Chłopcy do wzięcia
Konfederacja, czyli chłopcy do wzięcia. Co zrobi po wyborach, kto jest kim na jej listach
Partie polityczne lubią prezentować się jako monolity. Tymczasem ugrupowania, podzielone na frakcje i koterie, czasem z powodu różnic ideologicznych, a dużo częściej personalnych i taktycznych, są bardziej kłębowiskiem ambicji i animozji niż sprawną maszynerią opartą na genialnych planach wybitnych strategów.
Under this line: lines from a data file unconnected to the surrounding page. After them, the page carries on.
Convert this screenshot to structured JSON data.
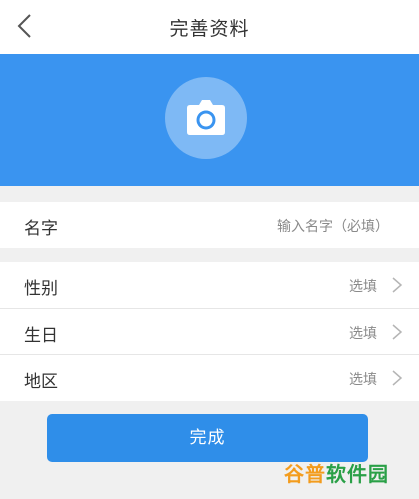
{
  "header": {
    "title": "完善资料",
    "back_icon": "chevron-left-icon"
  },
  "hero": {
    "background": "#3a94f0",
    "avatar_icon": "camera-icon"
  },
  "fields": {
    "name": {
      "label": "名字",
      "placeholder": "输入名字（必填）"
    },
    "gender": {
      "label": "性别",
      "value": "选填",
      "icon": "chevron-right-icon"
    },
    "birthday": {
      "label": "生日",
      "value": "选填",
      "icon": "chevron-right-icon"
    },
    "region": {
      "label": "地区",
      "value": "选填",
      "icon": "chevron-right-icon"
    }
  },
  "actions": {
    "done_label": "完成",
    "done_color": "#2f8ee9"
  },
  "watermark": {
    "part1": "谷普",
    "part2": "软件园"
  }
}
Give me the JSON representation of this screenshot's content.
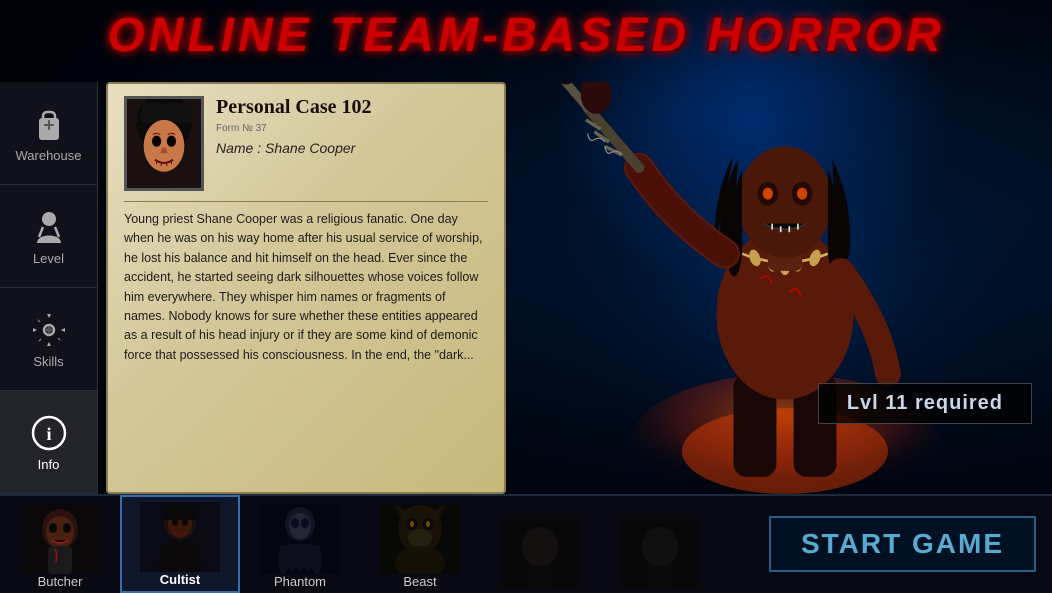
{
  "title": "ONLINE TEAM-BASED HORROR",
  "sidebar": {
    "items": [
      {
        "id": "warehouse",
        "label": "Warehouse",
        "icon": "backpack-icon",
        "active": false
      },
      {
        "id": "level",
        "label": "Level",
        "icon": "person-icon",
        "active": false
      },
      {
        "id": "skills",
        "label": "Skills",
        "icon": "gear-icon",
        "active": false
      },
      {
        "id": "info",
        "label": "Info",
        "icon": "info-icon",
        "active": true
      }
    ]
  },
  "case": {
    "title": "Personal Case 102",
    "form_number": "Form № 37",
    "name_label": "Name : Shane Cooper",
    "description": "Young priest Shane Cooper was a religious fanatic. One day when he was on his way home after his usual service of worship, he lost his balance and hit himself on the head. Ever since the accident, he started seeing dark silhouettes whose voices follow him everywhere. They whisper him names or fragments of names. Nobody knows for sure whether these entities appeared as a result of his head injury or if they are some kind of demonic force that possessed his consciousness. In the end, the \"dark..."
  },
  "monster": {
    "level_required": "Lvl 11 required"
  },
  "characters": [
    {
      "id": "butcher",
      "label": "Butcher",
      "active": false
    },
    {
      "id": "cultist",
      "label": "Cultist",
      "active": true
    },
    {
      "id": "phantom",
      "label": "Phantom",
      "active": false
    },
    {
      "id": "beast",
      "label": "Beast",
      "active": false
    },
    {
      "id": "slot5",
      "label": "",
      "active": false
    },
    {
      "id": "slot6",
      "label": "",
      "active": false
    }
  ],
  "start_button": "START GAME"
}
Wodzowie zaś większość energii zużywają na walki wewnętrzne i ustalanie hierarchii we własnej formacji.
Nie inaczej sprawa ma się z Konfederacją. Widać to w jej przypadku tym wyraźniej, że ugrupowanie to pełni jedynie funkcję partii parasolowej dla trzech bloków o wyraźnych różnicach ideologicznych i wielu mniejszych środowisk bez formalnych struktur. Żeby zrozumieć, dokąd zmierza Konfederacja, trzeba więc zajrzeć „pod maskę” tej nieco bardziej błyszczącej ostatnio w sondażach „karoserii” i zobaczyć, z jakich elementów składa się jej układ napędowy, skąd płynie paliwo i jak działają w niej różne mechanizmy.
Po pierwsze, należy odrzucić mit genialnego stratega Sławomira Mentzena. Ten względnie sprawny gracz partyjny, dość skutecznie wygrywający z konkurencją „konkurs piękności” w mediach społecznościowych, przy pierwszych naciskach na konkrety momentalnie chowa się za „nie wiem, nie znam się, nie pamiętam, nie doczytałem, a tak w ogóle to mam doktorat z ekonomii”, co wyraźnie pokazały jego publiczne dyskusje z Ryszardem Petru czy wywiady z choćby powierzchownie przygotowanymi dziennikarzami. Kiedy nie może, jak na swoim TikToku, w stu procentach kontrolować przekazu, jego czar pryska i zaczyna się spektakl kluczenia i dąsów.
Jego największym talentem okazuje się więc przede wszystkim bezlitośnie skuteczna eliminacja przeciwników politycznych w łonie własnej partii. Udało mu się już bowiem przesunąć nestora Janusza Korwin-Mikkego na boczny tor i wypchnąć ze swojej formacji konkurentów do tronu: Artura Dziambora i Jakuba Kuleszę, a Konrada Berkowicza i Dobromira Sośnierza przeciągnąć pod kilem i upokorzonych umieścić na listach tam, gdzie życzy sobie tego nowy wódz.